Emerging Taupe vs Passageway
Emerging Taupe (Sherwin-Williams) and Passageway (Valspar) come from different manufacturers. Hue-wise, Emerging Taupe belongs to the beige-pink family and Passageway to the blue-grey family. The 24-point LRV gap — 38 for Emerging Taupe vs 14 for Passageway — means Emerging Taupe will open up a space more effectively. A ΔE of 31.1 puts these firmly in different territory — two distinct design choices rather than close alternatives. Below you'll find 2 real-room photo comparisons where both colors appear side by side, plus 5 simulated room previews.
Emerging Taupe vs Passageway in Real Spaces
2 real rooms side by side. Seeing Emerging Taupe and Passageway in actual rooms makes the difference concrete; browse the spaces below to get a feel for how each color lives on a wall.
Living Room
A living room wall sees more varied light than almost any other surface in the house, which makes the choice between these two more nuanced than a chip suggests. Emerging Taupe reflects noticeably more light off the walls, making the space read more open than Passageway.
Bedroom
Bedrooms are typically lit with warmer, lower light than the rest of the house — a condition that flatters warm tones and deepens cool ones.

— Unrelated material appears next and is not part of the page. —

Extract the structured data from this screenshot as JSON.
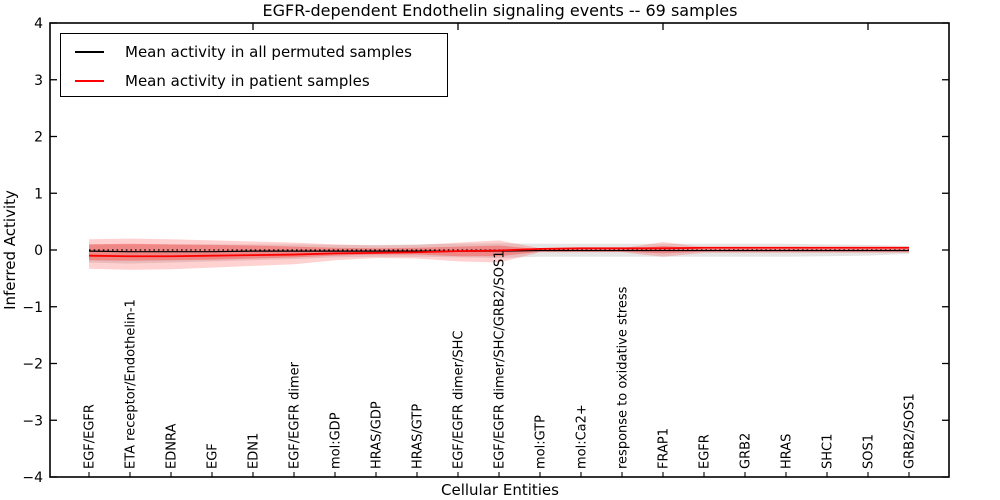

Emerging Taupe returns significantly more light to the room — in a smaller or darker space, that difference in perceived brightness is hard to miss.
Color Details
Emerging Taupe vs Passageway Simulated Comparison
5 simulated room previews — drag the slider on each to see Emerging Taupe on one side and Passageway on the other.
Digital color is approximate. These simulations are generated from the manufacturer's hex values and overlaid on grayscale room photos — your screen's calibration, brightness, and viewing angle all affect how they render. Before committing to either color, test physical samples in your own space under the light you actually live with.
More Emerging Taupe comparisons
See how Emerging Taupe stacks up against other well-photographed colors across different brands and tones.